6 Replies Latest reply on Aug 18, 2016 8:59 AM by Tom W

    How do I work with a select group of respondents?

    David Roussain

      I need some basic help on how to work with a select group of respondents in a community survey.    I can't figure out how to make graphs based on a subset of respondents to my survey.

       

      One question in my survey is "Do you want to improve the clubhouse"   (Y/N)

       

      I would like to have one slide that focuses only on this group (or is it a set?).    The slide would have responses to other questions FOR THIS GROUP only. 

       

      Real english version --> For respondents who said they want to improve the clubhouse, here are their answers to the following three questions, i.e. Q1 Q7 Q14 etc.

       

      How do I do this?   Should I create a set or group?   How do I make the % responses to the questions as a % of this group only?

       

      Thanks again - just a few pointer to get me started!

       

      D

        • 1. Re: How do I work with a select group of respondents?
          Tom W

          Hi David,

          This will depend entirely on how your data is structured. Do you have one column per question or one row per question?
          If it's a column based approach, just drag the clubhouse question column into the filters shelf, set it accordingly and start to build out a view on their other responses.

          • 2. Re: How do I work with a select group of respondents?
            David Roussain

            Thanks Tom for replying to my question.

             

            I have set up my data table with four fields - survey ID, survey question, and survey response.    

             

            For every survey, I have 17 questions.  There are 76 responses.   The data table therefore has = 1292 (based on 17 * 76)  total rows.

             

            My goal is "for every Y to question 6", what are the answers to three or four other questions?

             

            Suggestions?

             

            Thanks!

            • 3. Re: How do I work with a select group of respondents?
              Tom W

              I work with Survey Data *all the time* and the structure you're using isn't really optimal as it makes what you're trying to do very hard.

              I usually preprocess my data into related tables like 'Respondent' - where I store all field related to the respondent themselves like who they are, where they are etc. One column per attribute / field.

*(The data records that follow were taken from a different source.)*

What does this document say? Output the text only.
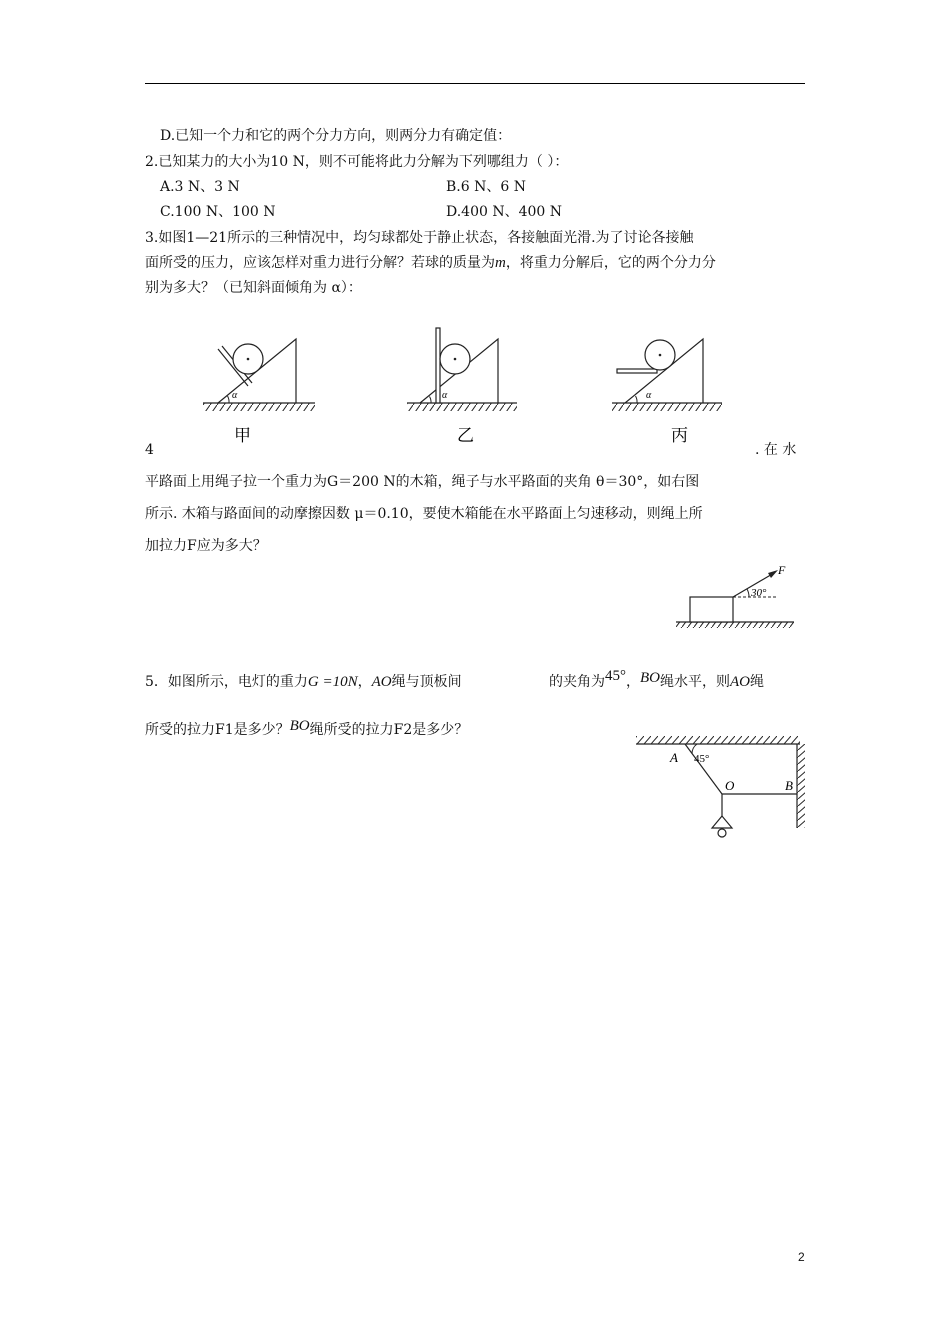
D.已知一个力和它的两个分力方向，则两分力有确定值：
2.已知某力的大小为10 N，则不可能将此力分解为下列哪组力（ ）：
A.3 N、3 N	B.6 N、6 N
C.100 N、100 N	D.400 N、400 N
3.如图1—21所示的三种情况中，均匀球都处于静止状态，各接触面光滑.为了讨论各接触
面所受的压力，应该怎样对重力进行分解？若球的质量为m，将重力分解后，它的两个分力分
别为多大？（已知斜面倾角为 α）：
α
甲
α
乙
α
丙
4	. 在 水
平路面上用绳子拉一个重力为G＝200 N的木箱，绳子与水平路面的夹角 θ＝30°，如右图
所示. 木箱与路面间的动摩擦因数 μ＝0.10，要使木箱能在水平路面上匀速移动，则绳上所
加拉力F应为多大？
F
30°
5．如图所示，电灯的重力G =10N，AO绳与顶板间	的夹角为45°，BO绳水平，则AO绳
所受的拉力F1是多少？BO绳所受的拉力F2是多少？
A 45°
O	B
2
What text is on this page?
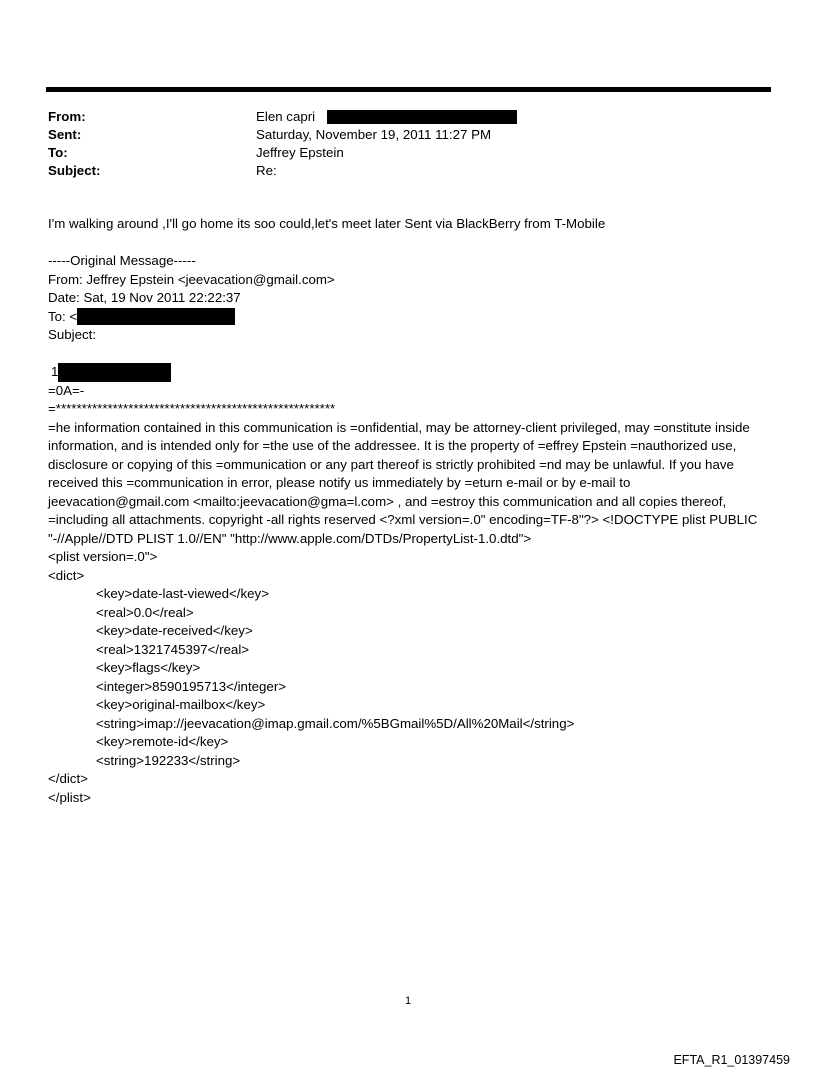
From:	Elen capri
Sent:	Saturday, November 19, 2011 11:27 PM
To:	Jeffrey Epstein
Subject:	Re:
I'm walking around ,I'll go home its soo could,let's meet later Sent via BlackBerry from T-Mobile
-----Original Message-----
From: Jeffrey Epstein <jeevacation@gmail.com>
Date: Sat, 19 Nov 2011 22:22:37
To: <
Subject:
1
=0A=-
=******************************************************
=he information contained in this communication is =onfidential, may be attorney-client privileged, may =onstitute inside information, and is intended only for =the use of the addressee. It is the property of =effrey Epstein =nauthorized use, disclosure or copying of this =ommunication or any part thereof is strictly prohibited =nd may be unlawful. If you have received this =communication in error, please notify us immediately by =eturn e-mail or by e-mail to jeevacation@gmail.com <mailto:jeevacation@gma=l.com> , and =estroy this communication and all copies thereof, =including all attachments. copyright -all rights reserved <?xml version=.0" encoding=TF-8"?> <!DOCTYPE plist PUBLIC "-//Apple//DTD PLIST 1.0//EN" "http://www.apple.com/DTDs/PropertyList-1.0.dtd">
<plist version=.0">
<dict>
<key>date-last-viewed</key>
<real>0.0</real>
<key>date-received</key>
<real>1321745397</real>
<key>flags</key>
<integer>8590195713</integer>
<key>original-mailbox</key>
<string>imap://jeevacation@imap.gmail.com/%5BGmail%5D/All%20Mail</string>
<key>remote-id</key>
<string>192233</string>
</dict>
</plist>
1
EFTA_R1_01397459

              A quicker approach to this might be to use the pivot options in Tableau, but then you'll end up with a very wide dataset - see https://onlinehelp.tableau.com/current/pro/online/mac/en-us/pivot.html. Additionally, here's an older KB article on working with survey data which speaks about some of the challenges but uses quite an old approach to pivoting the data - Working with Survey Data | Tableau Software . I think it's worth a read, but don't apply the actual learnings within using their methods, use the native pivot method discussed above.

               

              With all that being said, it's possible to get what you want using a Level of Detail calculation. I've created a LOD calc as below which effectively counts/sums the number of times a [Response ID] has a value of Y in Question 6. I can then use this in the IF statement to customize my output and build a filter based on that;

               

               

              IF

              {FIXED [Response ID]: SUM(IF Question=6 and [Response]="Y" then 1 else 0 END)} >0

              THEN 'Include'

              ELSE 'Exclude'

              END

              2 of 2 people found this helpful
              • 4. Re: How do I work with a select group of respondents?
                David Roussain

                Hello Tom ---

                 

                Thank you again for responding.    This may be helpful -- I also have the survey results in an excel file with one row per respondent and each column records the answer to each question.   Hence Column1 = Survey ID, Column 2 = Q1 Column 3 = Q2 etc  (or should I swap the rows and columns?)

                 

                Should I use this data table instead?   The reason I didn't is I watched a Tableau guru on YouTube that recommended converting my (simple) table into a horrendously long file using the Tableau file shaper.   So I did it, thinking it was better.   But now everything seems a challenge.

                 

                So long story short, I can use the shorter excel file (and happy to do so) .

                 

                Recommendations on how to work with this file?

                • 5. Re: How do I work with a select group of respondents?
                  Matthias Goossens

                  Hey David,

                   

                  I would always recommend to work with the following table structure:

                   

                  Column 1 = Subject

                  Column 2 = Question (Q1, Q2, Q3,..)

                  Column 3 = Answers (1,5,3,2)

                   

                   

                  But if you are interested about what Tableau thinks about survey data, then you can always read the following pdf

                  Visualizing Survey Data | Tableau Software

                   

                  Regards,

                  Matthias

                  • 6. Re: How do I work with a select group of respondents?
                    Tom W

                    David,

                    Both approaches have limitations. I.e. multiple select questions or question with multiple options don't lend themselves very well to the 'wide' table approach, but they do work well with the 'deep' table approach.

                     

                    If you use the wide approach, it should be straight forward enough for you to drop the 'Question 6' dimension onto the filter and go about your way.

                    If you use the deep approach, the calculation I've attached above should be adequate.

                     

                    My recommendation, work through both approaches and see where the limitations lie. There isn't really an answer to which is 'better' because it depends on what you're capable of implementing and using.